ChannelSelfVAD marks self-speech as windows where the mic is active AND louder than
system (mic > system x1.5). Benefits: (1) self is identified by CHANNEL, not by the
on-screen name — set one name in Settings, no per-platform matching; (2) a remote
speaker (or room echo) can never be mislabeled as self. Computed at finalize from
the two finished WAVs; the live capture path is untouched. Falls back to mic-VAD if
tracks can't be read. SessionController feeds these spans to the backend timeline.
Validated on the real session: 16 self spans; 'Go Bitcoin' (72-74s) correctly
EXCLUDED, Grant's 49.9-53.3s / 62.6-64s correctly INCLUDED. 33/33 XCTest (5 new).
Real Meet capture revealed the visual pipeline was treating ALL on-screen text as
participant names: meeting URL, clock, 'Add others' button, lobby 'Your meeting's
ready' dialog, 'Joined as …@gmail.com', etc. 46 of 52 'visual segments' in a real
session were phantom speakers. (The backend was unaffected — it diarizes from audio
and ignores names that match no voice cluster — but the visual_timeline.json and the
segment count were junk.)
GridCallAnalyzer.isLikelyName now gates OCR strings to things shaped like a name:
2–30 chars, 1–3 Title-Cased alphabetic words, no digits/URL/email/glyph punctuation.
Errs toward dropping (a missed name just loses a hint; audio diarization still runs).

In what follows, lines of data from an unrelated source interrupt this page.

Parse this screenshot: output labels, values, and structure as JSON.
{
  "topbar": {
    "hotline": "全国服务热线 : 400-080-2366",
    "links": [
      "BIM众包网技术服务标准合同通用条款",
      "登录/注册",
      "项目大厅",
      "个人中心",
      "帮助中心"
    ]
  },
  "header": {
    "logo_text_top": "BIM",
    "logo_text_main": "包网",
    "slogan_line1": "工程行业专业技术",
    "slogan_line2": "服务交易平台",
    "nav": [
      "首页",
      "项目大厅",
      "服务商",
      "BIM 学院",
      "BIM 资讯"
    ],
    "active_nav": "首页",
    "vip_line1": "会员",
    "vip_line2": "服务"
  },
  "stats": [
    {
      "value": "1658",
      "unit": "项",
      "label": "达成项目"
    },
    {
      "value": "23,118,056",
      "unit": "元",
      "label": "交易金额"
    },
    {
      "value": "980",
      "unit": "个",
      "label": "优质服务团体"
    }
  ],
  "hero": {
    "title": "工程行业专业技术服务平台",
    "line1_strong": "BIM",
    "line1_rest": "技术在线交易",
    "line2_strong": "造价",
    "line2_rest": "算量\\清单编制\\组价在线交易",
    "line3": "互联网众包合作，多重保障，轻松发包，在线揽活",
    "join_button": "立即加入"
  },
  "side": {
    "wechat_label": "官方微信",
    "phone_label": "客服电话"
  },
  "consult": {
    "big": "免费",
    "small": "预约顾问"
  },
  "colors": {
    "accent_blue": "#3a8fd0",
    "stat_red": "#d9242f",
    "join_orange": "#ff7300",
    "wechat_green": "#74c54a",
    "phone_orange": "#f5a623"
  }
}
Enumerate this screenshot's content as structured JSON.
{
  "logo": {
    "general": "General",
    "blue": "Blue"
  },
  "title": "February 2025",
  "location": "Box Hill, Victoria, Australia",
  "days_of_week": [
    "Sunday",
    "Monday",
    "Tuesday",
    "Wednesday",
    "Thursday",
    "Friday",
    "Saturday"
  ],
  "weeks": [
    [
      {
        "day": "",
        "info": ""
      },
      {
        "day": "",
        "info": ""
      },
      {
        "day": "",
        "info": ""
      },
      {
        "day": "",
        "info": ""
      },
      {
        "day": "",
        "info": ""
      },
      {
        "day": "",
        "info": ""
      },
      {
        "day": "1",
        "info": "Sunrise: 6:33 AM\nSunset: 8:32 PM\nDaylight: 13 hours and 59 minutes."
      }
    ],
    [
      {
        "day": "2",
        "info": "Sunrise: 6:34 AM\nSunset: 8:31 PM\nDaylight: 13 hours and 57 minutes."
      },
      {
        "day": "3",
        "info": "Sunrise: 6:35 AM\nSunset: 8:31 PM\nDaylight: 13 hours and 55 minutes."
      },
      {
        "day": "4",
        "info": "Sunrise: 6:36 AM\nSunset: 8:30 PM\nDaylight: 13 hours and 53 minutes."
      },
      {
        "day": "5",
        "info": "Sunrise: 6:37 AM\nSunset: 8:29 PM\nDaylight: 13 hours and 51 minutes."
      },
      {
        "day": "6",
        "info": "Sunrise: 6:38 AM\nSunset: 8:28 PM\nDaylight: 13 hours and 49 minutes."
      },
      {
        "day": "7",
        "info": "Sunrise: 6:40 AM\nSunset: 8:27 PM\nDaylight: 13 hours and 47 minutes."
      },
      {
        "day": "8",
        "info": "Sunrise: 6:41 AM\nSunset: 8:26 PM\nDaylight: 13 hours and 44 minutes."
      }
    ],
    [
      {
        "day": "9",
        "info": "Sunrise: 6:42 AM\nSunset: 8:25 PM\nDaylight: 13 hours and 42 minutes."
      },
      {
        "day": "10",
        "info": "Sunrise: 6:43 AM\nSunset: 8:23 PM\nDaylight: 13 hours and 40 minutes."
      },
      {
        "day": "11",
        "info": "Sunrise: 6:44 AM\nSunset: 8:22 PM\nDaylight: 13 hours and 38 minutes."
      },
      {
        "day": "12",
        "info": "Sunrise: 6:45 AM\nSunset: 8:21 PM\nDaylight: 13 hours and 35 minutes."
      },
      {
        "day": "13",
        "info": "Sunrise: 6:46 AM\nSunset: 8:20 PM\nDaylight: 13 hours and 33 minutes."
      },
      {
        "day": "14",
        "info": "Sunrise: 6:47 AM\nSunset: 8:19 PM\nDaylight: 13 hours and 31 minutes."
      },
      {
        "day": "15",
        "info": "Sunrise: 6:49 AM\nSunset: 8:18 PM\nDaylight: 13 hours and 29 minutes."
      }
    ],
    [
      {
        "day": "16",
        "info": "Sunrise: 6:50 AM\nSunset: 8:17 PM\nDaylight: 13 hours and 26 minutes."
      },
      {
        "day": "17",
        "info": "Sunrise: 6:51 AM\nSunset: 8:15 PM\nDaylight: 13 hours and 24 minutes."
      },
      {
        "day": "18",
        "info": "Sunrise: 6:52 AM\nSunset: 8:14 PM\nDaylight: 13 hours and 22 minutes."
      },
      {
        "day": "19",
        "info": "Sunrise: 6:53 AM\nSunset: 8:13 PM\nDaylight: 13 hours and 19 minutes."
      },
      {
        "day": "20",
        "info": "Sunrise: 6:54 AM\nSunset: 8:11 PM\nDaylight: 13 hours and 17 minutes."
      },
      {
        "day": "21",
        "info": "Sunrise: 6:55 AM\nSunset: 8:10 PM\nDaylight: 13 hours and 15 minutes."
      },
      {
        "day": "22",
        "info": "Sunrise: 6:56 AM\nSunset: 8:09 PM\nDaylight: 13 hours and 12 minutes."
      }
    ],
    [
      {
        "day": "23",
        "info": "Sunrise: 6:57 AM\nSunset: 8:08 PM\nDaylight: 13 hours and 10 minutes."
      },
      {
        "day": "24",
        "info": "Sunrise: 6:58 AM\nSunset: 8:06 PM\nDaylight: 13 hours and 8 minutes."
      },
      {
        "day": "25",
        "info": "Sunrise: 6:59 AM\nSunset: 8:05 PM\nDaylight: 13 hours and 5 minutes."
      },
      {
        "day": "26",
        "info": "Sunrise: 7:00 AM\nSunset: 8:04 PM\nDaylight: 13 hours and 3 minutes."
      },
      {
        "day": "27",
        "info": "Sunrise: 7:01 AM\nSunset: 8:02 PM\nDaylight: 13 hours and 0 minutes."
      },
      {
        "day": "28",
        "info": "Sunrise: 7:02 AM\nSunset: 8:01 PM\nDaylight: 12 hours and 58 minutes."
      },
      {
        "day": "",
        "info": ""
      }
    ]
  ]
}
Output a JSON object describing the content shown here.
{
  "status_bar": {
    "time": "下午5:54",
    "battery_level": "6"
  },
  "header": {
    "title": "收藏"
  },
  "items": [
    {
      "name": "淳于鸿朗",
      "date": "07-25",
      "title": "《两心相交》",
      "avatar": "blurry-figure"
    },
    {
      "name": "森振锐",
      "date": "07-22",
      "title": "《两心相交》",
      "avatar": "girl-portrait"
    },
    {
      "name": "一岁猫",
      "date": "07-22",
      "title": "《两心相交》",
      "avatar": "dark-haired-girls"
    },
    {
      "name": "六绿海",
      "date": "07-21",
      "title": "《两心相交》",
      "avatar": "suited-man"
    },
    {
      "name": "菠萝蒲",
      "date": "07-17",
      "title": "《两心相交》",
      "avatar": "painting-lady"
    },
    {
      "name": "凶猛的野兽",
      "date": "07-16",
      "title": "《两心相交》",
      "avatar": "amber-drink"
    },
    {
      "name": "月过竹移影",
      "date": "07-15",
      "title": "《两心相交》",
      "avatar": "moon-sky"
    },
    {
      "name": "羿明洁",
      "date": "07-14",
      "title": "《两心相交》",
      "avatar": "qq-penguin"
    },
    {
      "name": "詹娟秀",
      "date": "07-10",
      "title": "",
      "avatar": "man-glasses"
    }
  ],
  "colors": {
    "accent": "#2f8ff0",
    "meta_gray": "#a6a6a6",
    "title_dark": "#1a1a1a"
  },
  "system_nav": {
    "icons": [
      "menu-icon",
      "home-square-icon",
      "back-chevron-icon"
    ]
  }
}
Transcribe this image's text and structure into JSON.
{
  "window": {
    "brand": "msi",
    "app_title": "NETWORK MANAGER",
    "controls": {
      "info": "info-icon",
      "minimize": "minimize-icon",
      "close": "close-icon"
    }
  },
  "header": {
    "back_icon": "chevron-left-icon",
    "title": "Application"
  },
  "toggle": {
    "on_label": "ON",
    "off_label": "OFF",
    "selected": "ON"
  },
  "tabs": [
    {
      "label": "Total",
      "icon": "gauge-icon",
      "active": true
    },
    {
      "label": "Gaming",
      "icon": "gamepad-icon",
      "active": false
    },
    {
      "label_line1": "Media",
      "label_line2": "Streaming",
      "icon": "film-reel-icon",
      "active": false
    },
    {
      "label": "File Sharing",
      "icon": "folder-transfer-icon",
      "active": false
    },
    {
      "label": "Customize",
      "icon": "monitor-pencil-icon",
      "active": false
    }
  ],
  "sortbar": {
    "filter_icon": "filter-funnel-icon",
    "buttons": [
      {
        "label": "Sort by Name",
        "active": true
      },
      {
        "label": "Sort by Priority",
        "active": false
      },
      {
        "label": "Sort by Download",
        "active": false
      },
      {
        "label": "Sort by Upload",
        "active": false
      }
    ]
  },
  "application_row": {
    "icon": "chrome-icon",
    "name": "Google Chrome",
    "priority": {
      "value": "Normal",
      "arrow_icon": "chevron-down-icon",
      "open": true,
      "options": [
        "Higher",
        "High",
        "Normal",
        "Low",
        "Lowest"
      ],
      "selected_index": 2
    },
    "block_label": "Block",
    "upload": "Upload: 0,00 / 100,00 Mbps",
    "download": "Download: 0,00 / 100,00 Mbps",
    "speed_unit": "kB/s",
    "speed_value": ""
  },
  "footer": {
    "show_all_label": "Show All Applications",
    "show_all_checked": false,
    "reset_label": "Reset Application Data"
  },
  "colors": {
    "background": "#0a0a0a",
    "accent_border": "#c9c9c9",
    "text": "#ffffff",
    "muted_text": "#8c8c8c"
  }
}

Unit-tested against the EXACT 19 OCR strings from the real session: keeps the 5
real names, drops all 14 chrome strings. 28/28 XCTest.
Cross-platform research (Grant) flagged that the colour-border cue differs by app;
checking the real brand colours against the detector found a concrete bug: the
global 0.5 saturation threshold MISSES Teams' violet ring (#6264A7 ≈ 0.41, light
variants ~0.27) entirely and Meet's lighter blue glow (#8ab4f8 ≈ 0.44). Those
adapters would have detected nothing.
- FrameSampler.saturatedPoints: add a tunable threshold + optional hue-band gate
(degrees) so a lowered threshold doesn't pick up warm video.
- GridCallAnalyzer.Config: colorSaturation / colorMinBrightness / colorHueRange,
plumbed to the colour-border path (defaults preserve prior behaviour).
- MeetAdapter sat→0.35 (catch the glow); TeamsAdapter sat→0.22 + hue 215–275°
(catch the faint violet, reject other colours); ZoomAdapter sat 0.45 + hue
40–150° (vivid green/yellow). Values are first-pass pending real-fixture
calibration; the hue gate is the main calibration lever.
Tests: Teams now detects the faint violet ring and rejects a green one; Meet/Zoom
vivid cases still pass. 27/27 XCTest.
Visual capture now runs alongside audio: on call start the session picks the
app's adapter, captures the call window on the SAME monotonic clock as the audio
(AudioRecorder.sharedT0Host), and on stop writes visual_timeline.json and hands
the backend the visual segments with mic-VAD self-spans merged. Any visual
failure (no adapter, no window, Screen Recording denied) leaves the session
recording audio-only — the proven path is never blocked or broken.
- CallDetector now emits DetectedCall{app, bundleID, windowID}: the exact
CGWindowID of the matched Meet browser window (native apps → nil → largest).
- VisualCapture wraps VisualObserver + AdapterRegistry, writes visual_timeline.json.
- AudioRecorder.sharedT0Host() exposes the shared t0 for frame alignment.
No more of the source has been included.